The neighbor’s husband worked at a nearby Rockwell plant, not the Rockwell plant in Lakewood. The Rockwell plant in Lakewood had closed in 1992, a thousand jobs gone. The scheduled closing of the Long Beach naval station would mean almost nine thousand jobs gone. The Federal Base Closure and Realignment Commission had granted a provisional stay to the Long Beach naval shipyard, which adjoined the naval station and employed another four thousand people, but its prospects for survival remained dim. One thing that was not remote in Lakewood in 1993, one thing so close that not many people even wanted to talk about it, was the apprehension that what had already happened to the Rockwell plant and would happen to the Long Beach naval station and shipyard could also happen to the Douglas plant. I recall talking one day to Carl Cohn, then superintendent of the Long Beach Unified School District, which included Lakewood. “There’s a tremendous fear that at some point this operation might go away entirely,” he said. “I mean that’s kind of one of the whispered things around town. Nobody wants it out there.”

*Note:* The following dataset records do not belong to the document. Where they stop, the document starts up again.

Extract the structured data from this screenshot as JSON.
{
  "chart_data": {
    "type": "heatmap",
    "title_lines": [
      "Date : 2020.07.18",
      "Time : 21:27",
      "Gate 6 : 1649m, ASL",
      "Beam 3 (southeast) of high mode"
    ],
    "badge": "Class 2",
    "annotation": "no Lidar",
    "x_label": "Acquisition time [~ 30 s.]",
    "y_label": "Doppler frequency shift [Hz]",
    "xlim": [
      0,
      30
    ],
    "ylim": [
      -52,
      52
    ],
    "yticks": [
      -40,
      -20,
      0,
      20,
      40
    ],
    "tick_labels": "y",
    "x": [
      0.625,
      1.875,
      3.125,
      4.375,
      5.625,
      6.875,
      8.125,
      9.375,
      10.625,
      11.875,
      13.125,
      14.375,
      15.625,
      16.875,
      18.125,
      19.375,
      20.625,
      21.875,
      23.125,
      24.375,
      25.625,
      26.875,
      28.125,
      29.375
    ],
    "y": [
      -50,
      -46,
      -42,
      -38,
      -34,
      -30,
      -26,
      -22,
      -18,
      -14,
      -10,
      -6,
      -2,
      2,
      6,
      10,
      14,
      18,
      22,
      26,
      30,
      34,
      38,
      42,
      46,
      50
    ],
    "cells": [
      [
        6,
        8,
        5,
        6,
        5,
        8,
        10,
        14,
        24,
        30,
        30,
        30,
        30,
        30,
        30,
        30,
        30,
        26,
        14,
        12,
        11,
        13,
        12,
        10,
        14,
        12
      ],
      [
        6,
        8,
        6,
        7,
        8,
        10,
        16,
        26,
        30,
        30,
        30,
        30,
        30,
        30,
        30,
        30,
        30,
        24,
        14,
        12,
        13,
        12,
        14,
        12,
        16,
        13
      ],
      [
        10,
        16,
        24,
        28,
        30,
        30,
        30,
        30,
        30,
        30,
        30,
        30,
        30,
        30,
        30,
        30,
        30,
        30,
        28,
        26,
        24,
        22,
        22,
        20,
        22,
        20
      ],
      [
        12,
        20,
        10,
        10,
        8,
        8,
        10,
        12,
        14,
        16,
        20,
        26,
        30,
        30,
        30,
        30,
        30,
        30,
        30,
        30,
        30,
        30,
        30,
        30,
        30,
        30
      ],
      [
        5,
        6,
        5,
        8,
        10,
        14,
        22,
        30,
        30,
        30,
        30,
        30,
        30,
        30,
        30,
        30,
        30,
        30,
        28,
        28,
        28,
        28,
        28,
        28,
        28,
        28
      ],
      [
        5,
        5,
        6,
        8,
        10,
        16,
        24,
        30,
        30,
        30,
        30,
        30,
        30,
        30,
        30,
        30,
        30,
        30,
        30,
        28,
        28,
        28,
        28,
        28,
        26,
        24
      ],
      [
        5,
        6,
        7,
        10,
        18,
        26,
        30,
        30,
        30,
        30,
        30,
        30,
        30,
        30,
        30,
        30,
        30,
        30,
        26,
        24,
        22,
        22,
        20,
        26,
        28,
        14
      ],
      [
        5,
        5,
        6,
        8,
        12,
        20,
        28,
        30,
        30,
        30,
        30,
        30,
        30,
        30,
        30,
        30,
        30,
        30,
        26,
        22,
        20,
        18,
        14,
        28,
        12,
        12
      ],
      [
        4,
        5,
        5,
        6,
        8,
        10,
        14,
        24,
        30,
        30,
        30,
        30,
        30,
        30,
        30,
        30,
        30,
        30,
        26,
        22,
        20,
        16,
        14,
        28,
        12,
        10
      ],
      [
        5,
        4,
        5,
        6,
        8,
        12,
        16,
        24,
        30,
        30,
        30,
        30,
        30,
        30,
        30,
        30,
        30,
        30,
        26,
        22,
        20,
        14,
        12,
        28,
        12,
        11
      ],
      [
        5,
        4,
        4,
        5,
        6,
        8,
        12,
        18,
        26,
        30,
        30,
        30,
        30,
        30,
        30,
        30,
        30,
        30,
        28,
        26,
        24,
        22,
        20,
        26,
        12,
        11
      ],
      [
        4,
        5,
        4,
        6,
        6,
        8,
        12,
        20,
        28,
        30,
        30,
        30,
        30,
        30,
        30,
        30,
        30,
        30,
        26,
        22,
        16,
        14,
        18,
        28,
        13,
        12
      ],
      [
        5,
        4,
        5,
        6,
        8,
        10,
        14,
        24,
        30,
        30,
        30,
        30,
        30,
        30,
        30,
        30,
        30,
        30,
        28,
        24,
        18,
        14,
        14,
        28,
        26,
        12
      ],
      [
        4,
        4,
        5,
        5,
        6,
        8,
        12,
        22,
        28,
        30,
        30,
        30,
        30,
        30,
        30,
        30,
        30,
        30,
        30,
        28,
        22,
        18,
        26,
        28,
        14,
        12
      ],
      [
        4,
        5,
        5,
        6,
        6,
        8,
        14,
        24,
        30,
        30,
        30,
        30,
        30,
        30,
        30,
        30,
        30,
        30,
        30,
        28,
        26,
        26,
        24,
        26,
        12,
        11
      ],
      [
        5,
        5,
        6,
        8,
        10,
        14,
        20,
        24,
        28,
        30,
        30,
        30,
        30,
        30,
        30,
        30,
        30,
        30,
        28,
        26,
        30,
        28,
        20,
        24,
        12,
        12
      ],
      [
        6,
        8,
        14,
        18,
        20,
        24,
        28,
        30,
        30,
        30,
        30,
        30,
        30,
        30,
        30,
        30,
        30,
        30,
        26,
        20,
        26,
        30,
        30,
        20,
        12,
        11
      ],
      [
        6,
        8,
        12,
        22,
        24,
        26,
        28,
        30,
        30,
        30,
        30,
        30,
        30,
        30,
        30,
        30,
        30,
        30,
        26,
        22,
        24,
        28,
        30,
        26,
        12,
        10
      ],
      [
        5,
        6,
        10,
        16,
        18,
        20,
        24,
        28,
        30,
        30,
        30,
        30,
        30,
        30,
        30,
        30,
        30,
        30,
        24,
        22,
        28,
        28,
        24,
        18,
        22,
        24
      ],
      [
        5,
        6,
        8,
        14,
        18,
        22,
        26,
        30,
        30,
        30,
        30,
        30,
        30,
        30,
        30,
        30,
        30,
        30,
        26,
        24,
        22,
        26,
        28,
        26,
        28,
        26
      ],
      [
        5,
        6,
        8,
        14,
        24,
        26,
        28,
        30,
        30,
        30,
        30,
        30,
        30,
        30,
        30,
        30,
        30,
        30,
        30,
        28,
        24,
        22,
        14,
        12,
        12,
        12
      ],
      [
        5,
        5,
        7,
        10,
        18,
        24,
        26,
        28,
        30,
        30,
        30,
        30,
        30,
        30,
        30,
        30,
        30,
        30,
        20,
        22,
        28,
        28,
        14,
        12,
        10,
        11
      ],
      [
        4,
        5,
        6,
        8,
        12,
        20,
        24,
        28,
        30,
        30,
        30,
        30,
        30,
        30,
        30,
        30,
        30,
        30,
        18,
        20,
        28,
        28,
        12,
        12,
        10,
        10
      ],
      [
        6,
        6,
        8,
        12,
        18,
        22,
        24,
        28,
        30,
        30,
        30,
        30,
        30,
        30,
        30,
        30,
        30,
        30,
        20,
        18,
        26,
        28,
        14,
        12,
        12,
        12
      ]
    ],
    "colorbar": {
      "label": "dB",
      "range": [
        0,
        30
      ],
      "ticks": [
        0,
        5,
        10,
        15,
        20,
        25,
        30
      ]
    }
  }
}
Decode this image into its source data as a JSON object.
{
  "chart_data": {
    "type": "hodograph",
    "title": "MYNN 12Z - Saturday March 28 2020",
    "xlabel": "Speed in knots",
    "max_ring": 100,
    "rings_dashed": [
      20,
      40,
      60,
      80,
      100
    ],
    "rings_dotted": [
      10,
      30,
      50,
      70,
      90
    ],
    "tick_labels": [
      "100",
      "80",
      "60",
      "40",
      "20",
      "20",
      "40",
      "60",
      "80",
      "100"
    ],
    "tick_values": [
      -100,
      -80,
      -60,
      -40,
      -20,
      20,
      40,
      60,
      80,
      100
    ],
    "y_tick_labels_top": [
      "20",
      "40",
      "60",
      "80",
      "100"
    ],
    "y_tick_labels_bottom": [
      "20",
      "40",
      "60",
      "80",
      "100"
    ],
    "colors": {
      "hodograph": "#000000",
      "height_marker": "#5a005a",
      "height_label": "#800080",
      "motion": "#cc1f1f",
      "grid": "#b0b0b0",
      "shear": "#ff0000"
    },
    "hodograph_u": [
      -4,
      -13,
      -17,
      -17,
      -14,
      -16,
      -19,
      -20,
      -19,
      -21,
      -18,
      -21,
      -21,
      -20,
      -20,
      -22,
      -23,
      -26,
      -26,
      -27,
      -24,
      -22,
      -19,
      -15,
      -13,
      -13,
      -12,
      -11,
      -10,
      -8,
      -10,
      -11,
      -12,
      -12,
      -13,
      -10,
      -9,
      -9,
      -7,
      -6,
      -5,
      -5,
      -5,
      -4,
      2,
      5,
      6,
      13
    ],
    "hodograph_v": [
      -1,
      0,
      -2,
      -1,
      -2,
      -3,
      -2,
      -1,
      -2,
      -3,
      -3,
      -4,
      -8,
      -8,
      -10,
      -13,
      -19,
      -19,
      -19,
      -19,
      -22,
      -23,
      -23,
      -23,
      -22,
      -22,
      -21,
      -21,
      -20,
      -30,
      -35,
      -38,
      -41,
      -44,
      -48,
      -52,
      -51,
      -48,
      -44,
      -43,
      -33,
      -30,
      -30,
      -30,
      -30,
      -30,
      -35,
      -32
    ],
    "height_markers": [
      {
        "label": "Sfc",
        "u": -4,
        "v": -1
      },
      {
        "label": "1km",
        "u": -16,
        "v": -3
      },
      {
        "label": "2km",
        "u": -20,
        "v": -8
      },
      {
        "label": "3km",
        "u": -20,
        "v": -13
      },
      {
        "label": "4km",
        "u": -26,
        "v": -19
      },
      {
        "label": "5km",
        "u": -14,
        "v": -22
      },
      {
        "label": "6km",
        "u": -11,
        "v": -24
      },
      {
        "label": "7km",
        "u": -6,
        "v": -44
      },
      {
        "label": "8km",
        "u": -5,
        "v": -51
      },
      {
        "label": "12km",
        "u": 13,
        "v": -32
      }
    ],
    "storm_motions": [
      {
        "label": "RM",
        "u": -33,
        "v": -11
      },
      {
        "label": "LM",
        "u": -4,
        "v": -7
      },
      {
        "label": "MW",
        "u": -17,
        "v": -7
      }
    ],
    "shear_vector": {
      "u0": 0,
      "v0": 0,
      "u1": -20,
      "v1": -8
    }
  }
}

Douglas had already, in 1993, moved part of its MD-80 production to Salt Lake City. Douglas had already moved part of what remained of its C-17 production to St. Louis. Douglas had already moved the T-45 to St. Louis. In a 1992 study called Impact of Defense Cuts on California , the California Commission on State Finance had estimated nineteen thousand layoffs still to come from Hughes and McDonnell Douglas, but by 1992 there had already been, in Southern California, some twenty-one thousand McDonnell Douglas layoffs. According to a June 1993 report on aerospace unemployment prepared by researchers at the UCLA School of Architecture and Urban Planning, half the California aerospace workers laid off in 1989 were, two years later, either still unemployed or no longer living in California. Most of those who did find jobs had ended up in lower-income service jobs; only seventeen percent had gone back to work in the aerospace industry at figures approaching their original salaries. Of those laid off in 1991 and 1992, only sixteen percent, a year later, had found jobs of any kind.